Sympathy for a damned lunatic—no thanks for stopping Dekker from killing them. He was shaking from the scare Dekker had given him, he hurt from Dekker’s hitting him, and Bird took Dekker’s part.
“That sonuvabitch tried to pry the clip loose!” he said, and shook free of Bird’s grip, grabbed Dekker, hauled him up again where the pipes and conduits were, and fumbled the roll of tape out of his hip pocket. Dekker was still limp as he started wrapping his wrist to a cold-water pipe, but he hurried, afraid he would come to.
“Stop it!” Bird cried, and came up and shoved him away.
His hand hurt. Bird was taking the lunatic’s part. So he went down and got into stores and dispensed himself a beer: he didn’t speak to Bird, he didn’t trust himself to say anything at the moment. His jaw was sore. A tooth felt loose. His lip was cut. He had never had a fight in school and it had not been his idea to have one this late in his life, except a guy wanted to kill him. He yelled up at Bird, “Don’t you let that sonuvabitch loose! Don’t you do it, Bird!”
He took a gulp of beer, still shaking, his legs and arms jerking spasmodically, his breath so erratic he had trouble drinking. Not scared, mad, that was all. Damned mad. The guy tried to kill him and Bird shoved him off and started making sympathetic noises at the guy that had meant to do them both in. Bird owned the ship. Bird gave the orders. And Bird thought they could trust this sonuvabitch…
“Toss me up a cold pack,” Bird yelled down.
He did that: he opened up medical and sent it up to Bird and Bird didn’t even look at him.
Bird cut the penlight. At least Dekker’s pupils were the same size and they both reacted, which was about all he knew to look for. Dekker was bleeding from the nose in little droplets. He mopped the air with his handkerchief, to keep it out of the filters, wiped Dekker’s chin, then caught the cold pack and applied it to Dekker’s face and the back of his neck.

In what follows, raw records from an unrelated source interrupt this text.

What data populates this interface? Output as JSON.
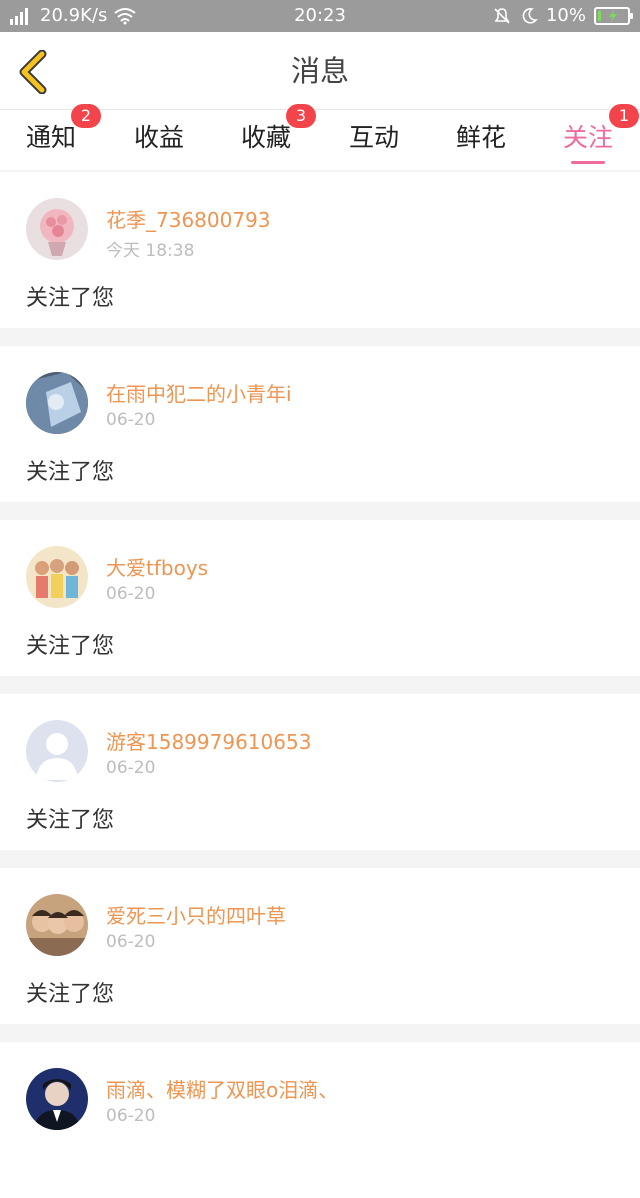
{
  "status_bar": {
    "network": "2G",
    "speed": "20.9K/s",
    "time": "20:23",
    "battery": "10%"
  },
  "header": {
    "title": "消息"
  },
  "tabs": [
    {
      "label": "通知",
      "badge": "2"
    },
    {
      "label": "收益",
      "badge": ""
    },
    {
      "label": "收藏",
      "badge": "3"
    },
    {
      "label": "互动",
      "badge": ""
    },
    {
      "label": "鲜花",
      "badge": ""
    },
    {
      "label": "关注",
      "badge": "1"
    }
  ],
  "active_tab": "关注",
  "colors": {
    "accent": "#f06a9e",
    "username": "#ee9552",
    "badge": "#f2444a",
    "back_icon": "#f6c21c"
  },
  "notifications": [
    {
      "username": "花季_736800793",
      "time": "今天 18:38",
      "message": "关注了您"
    },
    {
      "username": "在雨中犯二的小青年i",
      "time": "06-20",
      "message": "关注了您"
    },
    {
      "username": "大爱tfboys",
      "time": "06-20",
      "message": "关注了您"
    },
    {
      "username": "游客1589979610653",
      "time": "06-20",
      "message": "关注了您"
    },
    {
      "username": "爱死三小只的四叶草",
      "time": "06-20",
      "message": "关注了您"
    },
    {
      "username": "雨滴、模糊了双眼o泪滴、",
      "time": "06-20",
      "message": ""
    }
  ]
}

Dekker began to show signs of life, confused, struggling with the tape for a moment before he reached over with his free hand and started tearing at it. Bird grabbed that hand, restrained it, saying, so only Dekker could hear, “Easy, easy, just stay quiet, it’s all right. Just take it easy—you’re not doing any good that way. Cut it out, hear?”
Dekker was breathing hard, staring at him or through him, he had no idea. Dekker wanted loose, couldn’t fault him for that—couldn’t be sure he was sane, either; and God only knew what was going on with Ben. Dekker gave a jerk at the wrist he was holding.
“Uh-uh,” he said. “Just stay still. You leave that tape alone for a while. Hear? Just let it be.”
Dekker said, “Liar.”
“Yeah, right.” You went to sleep and things were halfway under control and you woke up with two guys trying to kill each other and it wasn’t highly likely to make sense. “You’re bleeding into our filters. Just stay still—damn!” as Dekker choked and sneezed beads of blood. He snagged them with the handkerchief, one-handed, pressed it against Dekker’s face. “I don’t know what you did, son. Did you do something to piss Ben off?”